19 Temmuz 2024'te bir Husi insansız hava aracı Yemen'den yaklaşık 16 saat boyunca uçarak 2.600 kilometreden fazla bir mesafeyi aşıp Tel Aviv'e ulaştı ve burada bir İsrail vatandaşını öldürüp en az sekiz kişiyi yaraladı. Husi güçleri Ekim 2023'ten bu yana İsrail'e insansız hava araçları ve füzeler fırlatıyor olsa da İsrail topraklarında kayıplara yol açmak bir yana, ilk kez bir Husi insansız hava aracı İsrail hava savunmasını geçmeyi başardı. Belki de bugüne kadarki en sembolik Husi insansız hava aracı saldırılarından biri olan bu saldırı, grubun insansız hava aracı teknolojisinden yararlanma konusundaki artan kabiliyetinin altını çizdi.

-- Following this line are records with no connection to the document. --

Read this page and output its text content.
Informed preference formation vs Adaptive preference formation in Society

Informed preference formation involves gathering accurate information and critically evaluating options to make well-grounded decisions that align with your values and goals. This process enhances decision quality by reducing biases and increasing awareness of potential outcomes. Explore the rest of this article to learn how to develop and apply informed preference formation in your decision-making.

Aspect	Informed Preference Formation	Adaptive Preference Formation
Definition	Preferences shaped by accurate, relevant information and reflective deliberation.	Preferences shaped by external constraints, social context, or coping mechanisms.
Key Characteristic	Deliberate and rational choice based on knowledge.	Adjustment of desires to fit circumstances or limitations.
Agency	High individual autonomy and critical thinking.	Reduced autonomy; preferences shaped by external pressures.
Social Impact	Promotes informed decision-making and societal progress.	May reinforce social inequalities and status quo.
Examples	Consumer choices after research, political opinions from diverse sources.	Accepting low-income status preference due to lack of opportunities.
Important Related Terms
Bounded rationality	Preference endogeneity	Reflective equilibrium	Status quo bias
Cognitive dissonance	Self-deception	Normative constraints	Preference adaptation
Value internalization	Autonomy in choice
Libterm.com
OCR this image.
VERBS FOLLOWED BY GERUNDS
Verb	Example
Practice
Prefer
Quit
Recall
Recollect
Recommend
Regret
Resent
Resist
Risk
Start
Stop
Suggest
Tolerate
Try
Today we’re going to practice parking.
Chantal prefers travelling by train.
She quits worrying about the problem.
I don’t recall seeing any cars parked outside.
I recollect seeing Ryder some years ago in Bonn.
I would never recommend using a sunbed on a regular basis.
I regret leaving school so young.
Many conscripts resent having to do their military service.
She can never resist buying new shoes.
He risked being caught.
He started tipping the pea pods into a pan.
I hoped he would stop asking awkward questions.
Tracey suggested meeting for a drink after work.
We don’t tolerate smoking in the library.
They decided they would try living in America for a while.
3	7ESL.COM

Drone savaşı, modern askeri stratejilerde ve çatışmalarda öne çıkan bir özellik haline geliyor ve drone'ların yaygınlaşması birçok çatışmada hızla artıyor. 2010'da sadece üç ülke silahlı insansız hava aracına sahipken, 2024'e gelindiğinde bu sayı 40'ın üzerine çıkmıştır. Buna ek olarak, hem devlet hem de devlet dışı aktörler tarafından kullanılan tek yönlü saldırılar ve ticari kullanıma hazır insansız hava araçları, insansız hava aracı faaliyetlerini önemli ölçüde artırmıştır ve ACLED 2023'te en az 34 ülkede çatışmalarda insansız hava aracı kullanıldığını kaydetmiştir. Dronlar savaş senaryolarında belirleyici bir etkiye sahip olabilir ve Husilerin dron savaşı stratejileri şu soruyu yanıtlamak için ilgi çekici bir vaka çalışması sunmaktadır: Dron teknolojisi Yemen çatışmasında savaşan taraflar arasındaki güç dengesini değiştirdi mi?

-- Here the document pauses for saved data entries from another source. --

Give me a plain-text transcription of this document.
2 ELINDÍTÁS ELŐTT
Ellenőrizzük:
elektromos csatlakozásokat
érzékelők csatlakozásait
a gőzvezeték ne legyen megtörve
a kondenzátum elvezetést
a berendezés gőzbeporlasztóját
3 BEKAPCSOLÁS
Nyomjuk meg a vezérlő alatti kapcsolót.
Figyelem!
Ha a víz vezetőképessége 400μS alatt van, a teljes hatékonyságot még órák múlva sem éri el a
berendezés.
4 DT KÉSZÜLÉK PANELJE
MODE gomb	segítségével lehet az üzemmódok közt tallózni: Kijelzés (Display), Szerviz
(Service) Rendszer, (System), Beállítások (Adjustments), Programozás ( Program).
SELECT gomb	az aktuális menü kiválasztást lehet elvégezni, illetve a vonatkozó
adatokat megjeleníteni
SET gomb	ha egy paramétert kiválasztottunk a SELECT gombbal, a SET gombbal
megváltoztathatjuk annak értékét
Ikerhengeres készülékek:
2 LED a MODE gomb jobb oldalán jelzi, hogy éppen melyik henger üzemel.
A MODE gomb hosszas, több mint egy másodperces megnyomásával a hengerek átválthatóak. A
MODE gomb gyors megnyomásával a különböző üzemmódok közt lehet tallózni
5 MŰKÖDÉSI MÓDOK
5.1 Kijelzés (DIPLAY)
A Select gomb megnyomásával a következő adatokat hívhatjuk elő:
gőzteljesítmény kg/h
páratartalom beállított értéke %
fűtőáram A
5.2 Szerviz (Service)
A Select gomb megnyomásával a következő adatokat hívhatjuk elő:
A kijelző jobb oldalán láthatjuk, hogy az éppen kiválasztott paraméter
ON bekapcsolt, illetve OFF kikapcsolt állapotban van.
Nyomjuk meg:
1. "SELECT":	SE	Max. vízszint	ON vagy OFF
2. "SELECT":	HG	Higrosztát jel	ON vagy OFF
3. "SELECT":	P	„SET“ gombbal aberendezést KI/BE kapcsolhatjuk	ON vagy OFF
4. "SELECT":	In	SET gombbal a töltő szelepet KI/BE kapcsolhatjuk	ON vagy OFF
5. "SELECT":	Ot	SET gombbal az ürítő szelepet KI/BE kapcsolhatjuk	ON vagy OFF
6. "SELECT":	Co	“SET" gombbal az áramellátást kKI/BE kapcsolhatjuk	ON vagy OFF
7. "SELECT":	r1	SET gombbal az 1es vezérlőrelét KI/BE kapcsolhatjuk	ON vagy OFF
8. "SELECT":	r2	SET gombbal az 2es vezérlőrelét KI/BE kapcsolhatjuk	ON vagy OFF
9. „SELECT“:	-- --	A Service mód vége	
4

Husiler, drone teknolojisinde nispeten yeni olmalarına rağmen, drone savaşında ön saflarda yer aldılar. İran'ın teknoloji transferlerinden yararlanarak 2018 yılı civarında büyük ölçekli drone üretimine başladılar ve Nisan 2022'de Suudi Arabistan ve Birleşik Arap Emirlikleri'ni ateşkesi kabul etmeye zorlamak gibi kayda değer askeri başarılar elde ettiler. Yakın zamanda ise Kasım 2023'ten bu yana Kızıldeniz'deki deniz trafiğine kısmi bir abluka uyguluyorlar. Husiler tarafından kullanılan ana stratejilerin kapsamlı bir analizi, drone teknolojisinin sembolik zaferler elde etmek için düşmanın yapısal zayıflıklarını yaratıcı yollarla kullanarak nasıl taktiksel bir avantaj sağlayabileceğini göstermektedir. Ancak bu taktiklerin etkili olmaya devam edebilmesi için sürekli yenilik şarttır. Bu makale, Husi İHA savaşının genel eğilimlerine kısa bir girişin ardından, grubun Yemen'de ve sınırlarının ötesinde kullandığı altı temel stratejiyi özetlemektedir.

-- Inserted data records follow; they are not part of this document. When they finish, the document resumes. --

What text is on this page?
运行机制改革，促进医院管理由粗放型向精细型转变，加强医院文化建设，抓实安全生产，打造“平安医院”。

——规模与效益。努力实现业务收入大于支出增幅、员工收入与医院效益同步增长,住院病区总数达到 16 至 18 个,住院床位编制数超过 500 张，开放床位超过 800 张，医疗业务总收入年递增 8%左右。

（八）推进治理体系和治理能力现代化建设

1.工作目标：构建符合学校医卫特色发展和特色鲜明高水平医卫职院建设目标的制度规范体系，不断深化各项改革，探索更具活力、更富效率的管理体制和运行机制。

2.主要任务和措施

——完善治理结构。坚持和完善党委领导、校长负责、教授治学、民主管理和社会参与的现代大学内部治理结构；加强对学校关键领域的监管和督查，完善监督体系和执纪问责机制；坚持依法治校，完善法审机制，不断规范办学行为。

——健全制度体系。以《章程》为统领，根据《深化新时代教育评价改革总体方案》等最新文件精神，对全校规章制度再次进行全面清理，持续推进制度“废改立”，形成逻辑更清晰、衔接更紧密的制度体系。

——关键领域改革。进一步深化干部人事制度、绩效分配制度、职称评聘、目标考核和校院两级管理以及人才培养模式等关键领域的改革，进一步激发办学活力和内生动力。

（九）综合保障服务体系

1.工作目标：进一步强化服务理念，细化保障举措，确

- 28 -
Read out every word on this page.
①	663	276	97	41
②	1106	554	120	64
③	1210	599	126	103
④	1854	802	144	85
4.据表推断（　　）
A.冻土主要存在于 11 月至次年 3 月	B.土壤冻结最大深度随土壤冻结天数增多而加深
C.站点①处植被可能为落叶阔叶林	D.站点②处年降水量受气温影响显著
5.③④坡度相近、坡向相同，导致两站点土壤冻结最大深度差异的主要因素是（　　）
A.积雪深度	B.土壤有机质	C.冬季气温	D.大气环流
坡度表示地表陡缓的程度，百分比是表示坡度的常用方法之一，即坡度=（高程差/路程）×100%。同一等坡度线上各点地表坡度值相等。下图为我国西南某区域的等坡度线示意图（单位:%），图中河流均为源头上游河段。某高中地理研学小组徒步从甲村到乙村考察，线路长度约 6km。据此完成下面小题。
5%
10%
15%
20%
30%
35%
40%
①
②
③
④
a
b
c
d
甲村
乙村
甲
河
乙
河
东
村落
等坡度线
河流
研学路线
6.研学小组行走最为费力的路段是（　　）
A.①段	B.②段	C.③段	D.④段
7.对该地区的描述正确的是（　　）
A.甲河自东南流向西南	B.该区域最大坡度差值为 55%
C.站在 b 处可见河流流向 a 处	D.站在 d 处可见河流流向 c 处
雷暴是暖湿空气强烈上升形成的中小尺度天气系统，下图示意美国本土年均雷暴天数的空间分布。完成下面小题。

Yemen savaşında Husi insansız hava araçları
Eylül 2016'da kaydedilen ilk saldırıdan bu yana, Husi güçleri insansız hava araçları (İHA) olarak da bilinen silahlı insansız hava araçlarını 1.000'den fazla farklı olayda kullandı ve bunlar 700'den fazla ölümden doğrudan sorumlu oldu. Ancak 2016 ve 2017 yıllarında Husi güçlerinin silahlı İHA kullanımı sınırlı kalmış, iki yıl boyunca tamamı Yemen'de olmak üzere sadece 10 saldırı kaydedilmiştir. Saldırılar, muhtemelen İran'dan ithal edilen ve Ebabil-T drone olarak bilinen Kaşif-1 intihar drone'u (aşağıdaki tabloya bakınız) ile gerçekleştirilmiştir. Husi güçleri, büyük olasılıkla yeni teknolojiyi test ettikleri için saldırıları resmi olarak üstlenmedi.
Husi güçleri Şubat 2017'de bir İHA programının varlığını ortaya koymuş ve Nisan 2018'de 'hava kuvvetlerinden' ilk saldırıyı üstlenmiştir. 2019'da üç yeni intihar insansız hava aracını tanıttılar: Samed-2, Samed-3 ve Kaşif-2K. Kaşif-2K, Kaşif-1'in geliştirilmiş bir versiyonu olarak sunulurken, Samed dronları Suudi topraklarının derinliklerine nüfuz etmek için tasarlanmış daha gelişmiş dronlardı.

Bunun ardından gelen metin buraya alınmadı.